Смеющиеся глаза - Анатолий Марченко
Шрифт:
Интервал:
Закладка:
— Не знаю, — вздернула узенькими плечами Зойка. — А он без меня жить не может, — вздохнула она. — Хочет, как отслужит, на Алтай меня везти. И знаете, у него в блокноте карта вычерчена. Весь Алтайский край. И звездочкой то место отмечено, где мы с ним жить будем. Чудной он, Костя! А я смеюсь: «Пока шпиона не поймаешь, не пойду за тебя, хоть весь блокнот картами исчерти». Так он чуть не плачет.
— Зачем же ты изводишь его? — спросил я.
— А так. Интересно! — сверкнула зубами Зойка.
— И что же, он ни одного нарушителя еще не задержал?
— Нет. Невезучий он. У нас Евдокимов самый везучий. Тот зарок дал. В нашей семье, говорит, десять человек. Так, значит, я должен до «гражданки» десять шпионов поймать. На каждого члена семьи, говорит, по одному. И надо же, двух уже задержал. Долго ему, что ли? Он же из бригады коммунистического труда. А Костю разве к нему приравнять? Костя у меня еще несознательный, — вздохнула Зойка. — Аркадий Сергеевич так и говорит. Или Костя несчастливый, что ли? Или рыжих шпионы далеко видят? Вот про любовь он умеет говорить. Складно.
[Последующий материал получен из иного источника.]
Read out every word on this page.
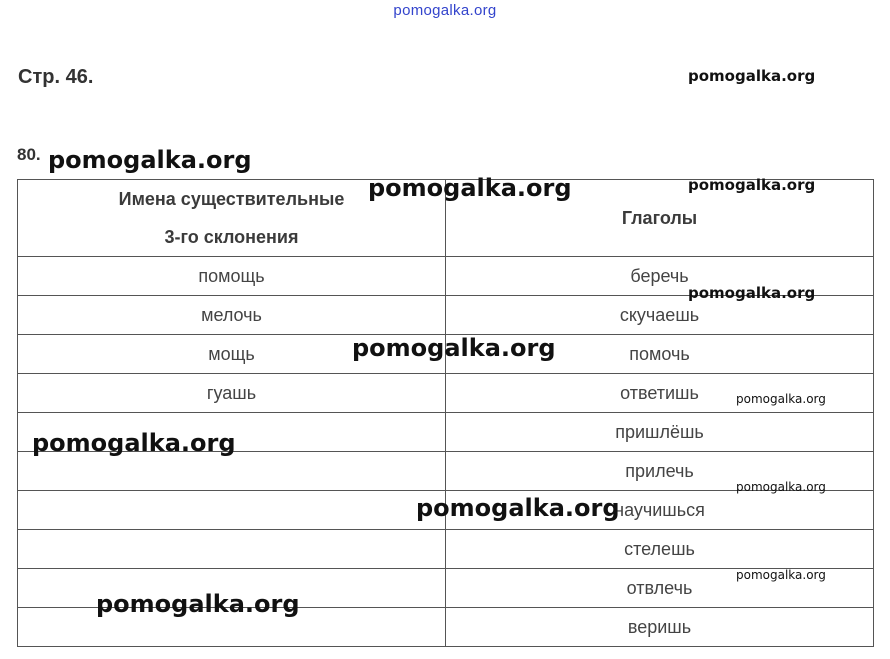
pomogalka.org
Стр. 46.
80.
Имена существительные
3-го склонения	Глаголы
помощь	беречь
мелочь	скучаешь
мощь	помочь
гуашь	ответишь
	пришлёшь
	прилечь
	научишься
	стелешь
	отвлечь
	веришь
pomogalka.org
pomogalka.org
pomogalka.org	pomogalka.org
pomogalka.org
pomogalka.org
pomogalka.org
pomogalka.org
pomogalka.org
pomogalka.org
pomogalka.org
pomogalka.org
Не разговор, а чистые стихи.
Зойка вдруг умолкла, перестала пить молоко, прислушалась.
В дверь постучали. Вошла Мария Петровна. Огорченно всплеснув руками, она сказала:
— В такую рань? Это ты, бесстыдница, разбудила?
Я вступился за Зойку и сказал, что спешу на заставу.
— Так там сейчас сонное царство. Вы же знаете, у нас люди ночные. Ну да ступайте, я смотрю, вам не терпится. А ты, непоседа, неси тетрадь. Пока Светланка спит, я тебе подиктую. Попыхтишь ты у меня сегодня. Я тебе подобрала диктантик. Не будешь людей поднимать чуть свет.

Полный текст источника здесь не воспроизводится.